マーケティングのコンサルティングを手がけるメタフォース共同創業者のアレン・アダムソン氏は「販売戦略担当者は行き詰まっている。包括性を高めるほど、ソーシャルメディアでの注目度が薄れてしまう」と語り、比較的若く広告の標的となる層に「刺さる」ように、より大きなリスクを背負いつつあると付け加えた。

<損なわれるブランド価値>

ところがそうした広告の賞味期限は短くなりかねない。また長期的にはブランドの評価を傷つけ、非白人の大規模な顧客層に背を向けられるかもしれない、というのが専門家の見方だ。

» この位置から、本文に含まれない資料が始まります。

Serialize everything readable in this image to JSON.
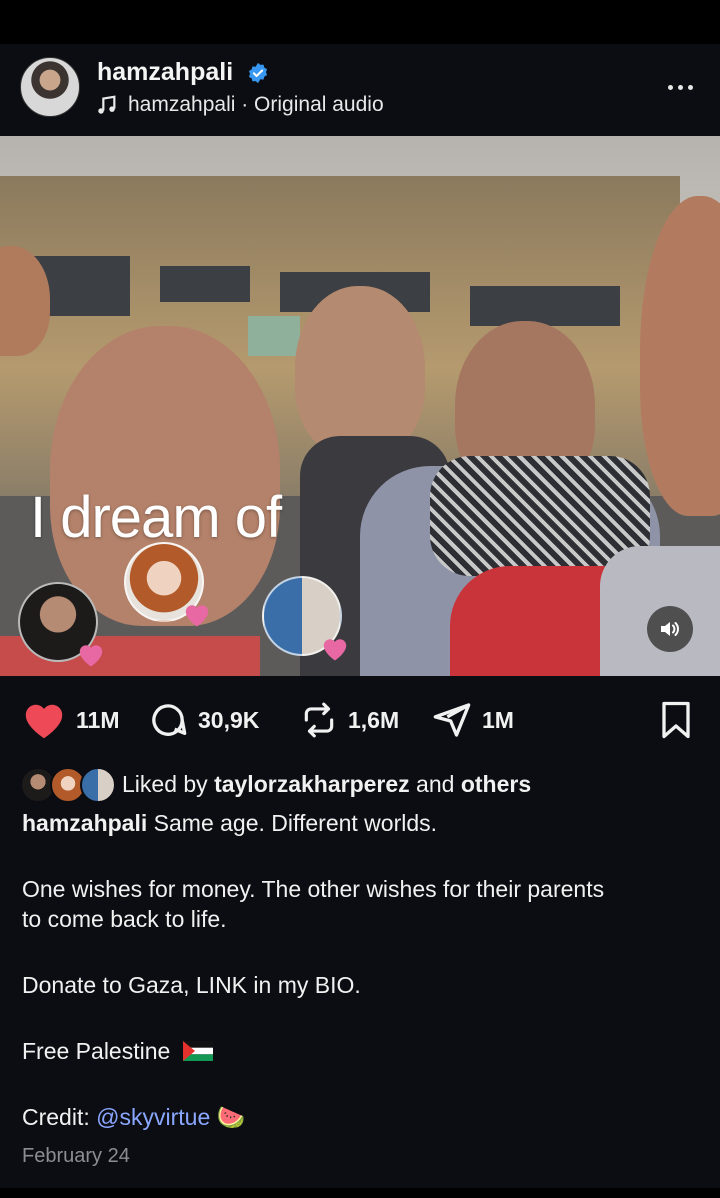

ニューヨーク大学非常勤教授で、ブランド戦略家としてティファニーなどと協力しているアンジェリ・ジャンチャンダニ氏は「アメリカン・イーグルがあのような広告を流せば、黒人からアジア系、中南米系に至る消費者を排除し、結果的に収益機会を逃している」と指摘した。

ジャンチャンダニ氏によると、今も米国の購買力を支配しているのは非中南米系の白人だが、他の人種の購買力も急速に伸びているという。

フランスの化粧品大手ロレアルの場合は今月、生活情報だけでなくアダルト系のコンテンツを配信する「オンリーファンズ」で活動するクリエーターと提携して作成した動画がやり玉に挙がった。

同社が掲げるソーシャルメディアのインフルエンサーとの提携に関するガイドラインでは、提携先はポルノなど不適切な分野に関与しない人物とする、と定められているからだ。

エルフの広告は、過去に家庭内暴力に関する冗談を言ったコメディアンを採用したためネット上で即座に猛反発を受け、同社が謝罪する事態になった。

ジャンチャンダニ氏はこうした企業広告について「決してうっかりではなく、承知の上で自社のブランド価値と相容れないと人物を起用している。避けられたはずの失敗だ」と苦言を呈した。

スウォッチやエルフはすぐ謝罪したが、アメリカン・イーグルは広告を取り下げていない。

同社のマーケティング担当バイスプレジデント、アシュリー・シャピロ氏はリンクトインへの投稿で、シドニー・スウィーニーとビデオ通話で協議した際に、幹部らが「どこまで攻めたいか」と尋ねたところ、スウィーニーはためらいなくニヤリと笑った上で「攻めていこう。是非とも」と答え、会社として「その挑戦を受けよう」と応じたことを明らかにした。